6. Use Free Routes for Dev (100% Savings on Dev Workload)
In development and CI, point at the free tier explicitly:
client.chat.completions.create(
models=["meta-llama/llama-3.1-70b-instruct:free", "gpt-4o-mini"],
messages=msgs,
)
CI test runs that hit the free route cost $0; production traffic falls through to paid.
7. Rerank Instead of Long Context (50-70% Savings on RAG)
If your RAG pipeline stuffs 30 documents into the prompt to "be safe," you're paying input tokens 30x. Use Embeddings for recall (top-50), then Rerank to pick the top 3-5. The rerank API costs cents; the saved input tokens save dollars.

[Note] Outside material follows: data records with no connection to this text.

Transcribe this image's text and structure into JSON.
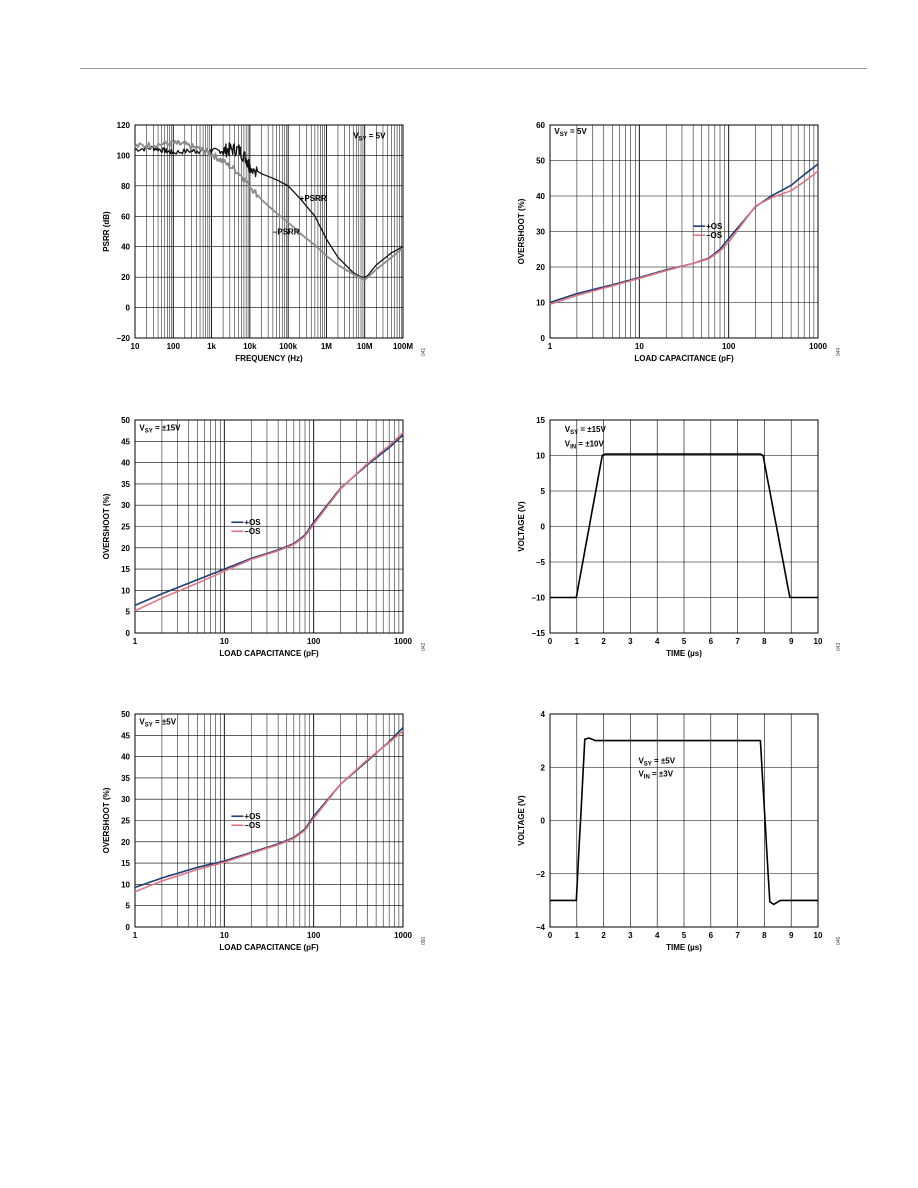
{
  "chart_data": [
    {
      "id": "psrr",
      "type": "line",
      "x_scale": "log",
      "xlabel": "FREQUENCY (Hz)",
      "ylabel": "PSRR (dB)",
      "xlim": [
        10,
        100000000
      ],
      "ylim": [
        -20,
        120
      ],
      "x_ticks": [
        {
          "v": 10,
          "l": "10"
        },
        {
          "v": 100,
          "l": "100"
        },
        {
          "v": 1000,
          "l": "1k"
        },
        {
          "v": 10000,
          "l": "10k"
        },
        {
          "v": 100000,
          "l": "100k"
        },
        {
          "v": 1000000,
          "l": "1M"
        },
        {
          "v": 10000000,
          "l": "10M"
        },
        {
          "v": 100000000,
          "l": "100M"
        }
      ],
      "y_ticks": [
        {
          "v": -20,
          "l": "–20"
        },
        {
          "v": 0,
          "l": "0"
        },
        {
          "v": 20,
          "l": "20"
        },
        {
          "v": 40,
          "l": "40"
        },
        {
          "v": 60,
          "l": "60"
        },
        {
          "v": 80,
          "l": "80"
        },
        {
          "v": 100,
          "l": "100"
        },
        {
          "v": 120,
          "l": "120"
        }
      ],
      "annotations": [
        {
          "main": "V",
          "sub": "SY",
          "rest": " = 5V",
          "x": 5000000,
          "y": 111
        },
        {
          "main": "+PSRR",
          "x": 200000,
          "y": 70
        },
        {
          "main": "–PSRR",
          "x": 40000,
          "y": 48
        }
      ],
      "fig_id": "041",
      "series": [
        {
          "name": "+PSRR",
          "color": "#111111",
          "width": 1.3,
          "x": [
            10,
            30,
            60,
            100,
            300,
            600,
            1000,
            2000,
            3000,
            5000,
            8000,
            10000,
            20000,
            50000,
            100000,
            200000,
            500000,
            1000000,
            2000000,
            5000000,
            8000000,
            10000000,
            12000000,
            20000000,
            50000000,
            100000000
          ],
          "y": [
            104,
            105,
            103,
            102,
            103,
            103,
            103,
            103,
            104,
            104,
            98,
            93,
            88,
            84,
            80,
            72,
            60,
            45,
            33,
            23,
            20,
            20,
            21,
            28,
            36,
            40
          ]
        },
        {
          "name": "–PSRR",
          "color": "#8c8c8c",
          "width": 1.8,
          "x": [
            10,
            30,
            100,
            200,
            500,
            1000,
            2000,
            5000,
            10000,
            20000,
            50000,
            100000,
            200000,
            500000,
            1000000,
            2000000,
            5000000,
            10000000,
            20000000,
            50000000,
            100000000
          ],
          "y": [
            106,
            107,
            108,
            107,
            104,
            101,
            96,
            89,
            80,
            71,
            62,
            56,
            49,
            41,
            34,
            28,
            22,
            18,
            25,
            33,
            39
          ]
        }
      ]
    },
    {
      "id": "overshoot-5v",
      "type": "line",
      "x_scale": "log",
      "xlabel": "LOAD CAPACITANCE (pF)",
      "ylabel": "OVERSHOOT (%)",
      "xlim": [
        1,
        1000
      ],
      "ylim": [
        0,
        60
      ],
      "x_ticks": [
        {
          "v": 1,
          "l": "1"
        },
        {
          "v": 10,
          "l": "10"
        },
        {
          "v": 100,
          "l": "100"
        },
        {
          "v": 1000,
          "l": "1000"
        }
      ],
      "y_ticks": [
        {
          "v": 0,
          "l": "0"
        },
        {
          "v": 10,
          "l": "10"
        },
        {
          "v": 20,
          "l": "20"
        },
        {
          "v": 30,
          "l": "30"
        },
        {
          "v": 40,
          "l": "40"
        },
        {
          "v": 50,
          "l": "50"
        },
        {
          "v": 60,
          "l": "60"
        }
      ],
      "annotations": [
        {
          "main": "V",
          "sub": "SY",
          "rest": " = 5V",
          "x": 1.12,
          "y": 57.5
        }
      ],
      "legend": {
        "position": "center",
        "anchor_x": 40,
        "anchor_y": 31.5
      },
      "fig_id": "044",
      "series": [
        {
          "name": "+OS",
          "color": "#1d3f73",
          "width": 1.6,
          "x": [
            1,
            2,
            5,
            10,
            20,
            40,
            60,
            80,
            100,
            200,
            300,
            500,
            700,
            1000
          ],
          "y": [
            10,
            12.5,
            15,
            17,
            19.2,
            21,
            22.5,
            25,
            28,
            37,
            40,
            43,
            46,
            49
          ]
        },
        {
          "name": "–OS",
          "color": "#e07585",
          "width": 1.6,
          "x": [
            1,
            2,
            5,
            10,
            20,
            40,
            60,
            80,
            100,
            200,
            300,
            500,
            700,
            1000
          ],
          "y": [
            9.5,
            12,
            14.7,
            16.8,
            19,
            21,
            22.3,
            24.5,
            27,
            37.2,
            39.5,
            41.5,
            44,
            47
          ]
        }
      ]
    },
    {
      "id": "overshoot-15v",
      "type": "line",
      "x_scale": "log",
      "xlabel": "LOAD CAPACITANCE (pF)",
      "ylabel": "OVERSHOOT (%)",
      "xlim": [
        1,
        1000
      ],
      "ylim": [
        0,
        50
      ],
      "x_ticks": [
        {
          "v": 1,
          "l": "1"
        },
        {
          "v": 10,
          "l": "10"
        },
        {
          "v": 100,
          "l": "100"
        },
        {
          "v": 1000,
          "l": "1000"
        }
      ],
      "y_ticks": [
        {
          "v": 0,
          "l": "0"
        },
        {
          "v": 5,
          "l": "5"
        },
        {
          "v": 10,
          "l": "10"
        },
        {
          "v": 15,
          "l": "15"
        },
        {
          "v": 20,
          "l": "20"
        },
        {
          "v": 25,
          "l": "25"
        },
        {
          "v": 30,
          "l": "30"
        },
        {
          "v": 35,
          "l": "35"
        },
        {
          "v": 40,
          "l": "40"
        },
        {
          "v": 45,
          "l": "45"
        },
        {
          "v": 50,
          "l": "50"
        }
      ],
      "annotations": [
        {
          "main": "V",
          "sub": "SY",
          "rest": " = ±15V",
          "x": 1.12,
          "y": 47.5
        }
      ],
      "legend": {
        "position": "center",
        "anchor_x": 12,
        "anchor_y": 26
      },
      "fig_id": "042",
      "series": [
        {
          "name": "+OS",
          "color": "#1d3f73",
          "width": 1.6,
          "x": [
            1,
            2,
            5,
            10,
            20,
            40,
            60,
            80,
            100,
            200,
            400,
            700,
            1000
          ],
          "y": [
            6.5,
            9.2,
            12.5,
            15,
            17.5,
            19.5,
            21,
            23,
            26,
            34,
            39.5,
            43.5,
            46.5
          ]
        },
        {
          "name": "–OS",
          "color": "#e07585",
          "width": 1.6,
          "x": [
            1,
            2,
            5,
            10,
            20,
            40,
            60,
            80,
            100,
            200,
            400,
            700,
            1000
          ],
          "y": [
            5.2,
            8.2,
            11.7,
            14.5,
            17.3,
            19.3,
            20.8,
            22.7,
            25.5,
            33.8,
            39.8,
            44,
            47
          ]
        }
      ]
    },
    {
      "id": "pulse-15v",
      "type": "line",
      "x_scale": "linear",
      "xlabel": "TIME (µs)",
      "ylabel": "VOLTAGE (V)",
      "xlim": [
        0,
        10
      ],
      "ylim": [
        -15,
        15
      ],
      "x_ticks": [
        {
          "v": 0,
          "l": "0"
        },
        {
          "v": 1,
          "l": "1"
        },
        {
          "v": 2,
          "l": "2"
        },
        {
          "v": 3,
          "l": "3"
        },
        {
          "v": 4,
          "l": "4"
        },
        {
          "v": 5,
          "l": "5"
        },
        {
          "v": 6,
          "l": "6"
        },
        {
          "v": 7,
          "l": "7"
        },
        {
          "v": 8,
          "l": "8"
        },
        {
          "v": 9,
          "l": "9"
        },
        {
          "v": 10,
          "l": "10"
        }
      ],
      "y_ticks": [
        {
          "v": -15,
          "l": "–15"
        },
        {
          "v": -10,
          "l": "–10"
        },
        {
          "v": -5,
          "l": "–5"
        },
        {
          "v": 0,
          "l": "0"
        },
        {
          "v": 5,
          "l": "5"
        },
        {
          "v": 10,
          "l": "10"
        },
        {
          "v": 15,
          "l": "15"
        }
      ],
      "annotations": [
        {
          "main": "V",
          "sub": "SY",
          "rest": " = ±15V",
          "x": 0.55,
          "y": 13.3
        },
        {
          "main": "V",
          "sub": "IN",
          "rest": " = ±10V",
          "x": 0.55,
          "y": 11.3
        }
      ],
      "fig_id": "043",
      "series": [
        {
          "name": "",
          "color": "#000000",
          "width": 1.6,
          "x": [
            0,
            0.98,
            1.95,
            2.05,
            7.85,
            7.95,
            8.95,
            9.05,
            10
          ],
          "y": [
            -10,
            -10,
            10,
            10.2,
            10.2,
            10,
            -10,
            -10,
            -10
          ]
        }
      ]
    },
    {
      "id": "overshoot-5v-dual",
      "type": "line",
      "x_scale": "log",
      "xlabel": "LOAD CAPACITANCE (pF)",
      "ylabel": "OVERSHOOT (%)",
      "xlim": [
        1,
        1000
      ],
      "ylim": [
        0,
        50
      ],
      "x_ticks": [
        {
          "v": 1,
          "l": "1"
        },
        {
          "v": 10,
          "l": "10"
        },
        {
          "v": 100,
          "l": "100"
        },
        {
          "v": 1000,
          "l": "1000"
        }
      ],
      "y_ticks": [
        {
          "v": 0,
          "l": "0"
        },
        {
          "v": 5,
          "l": "5"
        },
        {
          "v": 10,
          "l": "10"
        },
        {
          "v": 15,
          "l": "15"
        },
        {
          "v": 20,
          "l": "20"
        },
        {
          "v": 25,
          "l": "25"
        },
        {
          "v": 30,
          "l": "30"
        },
        {
          "v": 35,
          "l": "35"
        },
        {
          "v": 40,
          "l": "40"
        },
        {
          "v": 45,
          "l": "45"
        },
        {
          "v": 50,
          "l": "50"
        }
      ],
      "annotations": [
        {
          "main": "V",
          "sub": "SY",
          "rest": " = ±5V",
          "x": 1.12,
          "y": 47.5
        }
      ],
      "legend": {
        "position": "center",
        "anchor_x": 12,
        "anchor_y": 26
      },
      "fig_id": "050",
      "series": [
        {
          "name": "+OS",
          "color": "#1d3f73",
          "width": 1.6,
          "x": [
            1,
            2,
            5,
            10,
            20,
            40,
            60,
            80,
            100,
            200,
            400,
            700,
            1000
          ],
          "y": [
            9.3,
            11.5,
            14,
            15.5,
            17.5,
            19.5,
            21,
            23,
            26,
            33.5,
            39,
            43.5,
            46.8
          ]
        },
        {
          "name": "–OS",
          "color": "#e07585",
          "width": 1.6,
          "x": [
            1,
            2,
            5,
            10,
            20,
            40,
            60,
            80,
            100,
            200,
            400,
            700,
            1000
          ],
          "y": [
            8.3,
            10.8,
            13.5,
            15.2,
            17.3,
            19.3,
            20.8,
            22.7,
            25.5,
            33.5,
            39.3,
            43.3,
            46
          ]
        }
      ]
    },
    {
      "id": "pulse-5v",
      "type": "line",
      "x_scale": "linear",
      "xlabel": "TIME (µs)",
      "ylabel": "VOLTAGE (V)",
      "xlim": [
        0,
        10
      ],
      "ylim": [
        -4,
        4
      ],
      "x_ticks": [
        {
          "v": 0,
          "l": "0"
        },
        {
          "v": 1,
          "l": "1"
        },
        {
          "v": 2,
          "l": "2"
        },
        {
          "v": 3,
          "l": "3"
        },
        {
          "v": 4,
          "l": "4"
        },
        {
          "v": 5,
          "l": "5"
        },
        {
          "v": 6,
          "l": "6"
        },
        {
          "v": 7,
          "l": "7"
        },
        {
          "v": 8,
          "l": "8"
        },
        {
          "v": 9,
          "l": "9"
        },
        {
          "v": 10,
          "l": "10"
        }
      ],
      "y_ticks": [
        {
          "v": -4,
          "l": "–4"
        },
        {
          "v": -2,
          "l": "–2"
        },
        {
          "v": 0,
          "l": "0"
        },
        {
          "v": 2,
          "l": "2"
        },
        {
          "v": 4,
          "l": "4"
        }
      ],
      "annotations": [
        {
          "main": "V",
          "sub": "SY",
          "rest": " = ±5V",
          "x": 3.3,
          "y": 2.15
        },
        {
          "main": "V",
          "sub": "IN",
          "rest": " = ±3V",
          "x": 3.3,
          "y": 1.65
        }
      ],
      "fig_id": "046",
      "series": [
        {
          "name": "",
          "color": "#000000",
          "width": 1.6,
          "x": [
            0,
            0.98,
            1.3,
            1.45,
            1.7,
            7.85,
            8.2,
            8.35,
            8.6,
            10
          ],
          "y": [
            -3,
            -3,
            3.05,
            3.1,
            3.0,
            3.0,
            -3.05,
            -3.15,
            -3.0,
            -3.0
          ]
        }
      ]
    }
  ]
}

candidates = vector_store.search(query, k=50) # ~$0
reranked = client.rerank(model="rerank-english-v3.0",
query=query,
documents=[c.text for c in candidates],
top_n=5) # ~$0.01
top_5 = [candidates[r["index"]] for r in reranked["results"]]
context = "\n\n".join(c.text for c in top_5) # 5x smaller prompt
8. Set Budgets and Alerts
Cost runaway is the #1 reason teams overspend. Defense in depth:
- Per-key daily/monthly budgets -- see API Keys
- Per-model-group budgets -- cap aggregate spend across an alias
budget.thresholdwebhooks -- get notified at 50%, 80%, 100%- Per-request
cost_cap-- reject requests projected to cost over a threshold
response = client.chat.completions.create(
model="claude-opus-4",
messages=msgs,
metadata={"cost_cap_usd": 0.50}, # reject if estimated cost > $0.50
)
9. Bulk Where Possible
Batch operations are cheaper per item due to amortized fixed costs:
- Embeddings batching -- one request with 100 inputs vs. 100 sequential requests; same token cost but ~10x lower per-request overhead
- OpenAI Batch API -- 50% discount on 24-hour-turnaround completions (supported via Files API → batch jobs)
- Async job patterns -- queue overnight workloads instead of inline on-request
10. Monitor and Iterate
Every other lever requires that you actually look at the numbers. The Analytics dashboard surfaces:
- Top 10 most expensive requests in the last 7 days
- Model-by-model cost vs. quality (refusal rate, healing rate)
- Cache hit rate trend
- p95 latency vs. cost trade-off
Set a recurring weekly 15-minute review.
A Concrete Combo
A typical SaaS support bot before optimization:
- 100% GPT-4o, no caching, no rerank, naive RAG with 20 docs in prompt
- $4,200/month at 50K conversations
After applying the above:
gpt-4o-minifor intent classification (95% of routing)claude-sonnet-4only for the final response on hard cases (10%)- Semantic cache at threshold 0.88 (62% hit rate)
- BYOK keys (0% commission)
- Rerank top-5 instead of top-20
- Weekly review
Result: $480/month -- an 89% reduction with no measurable quality drop.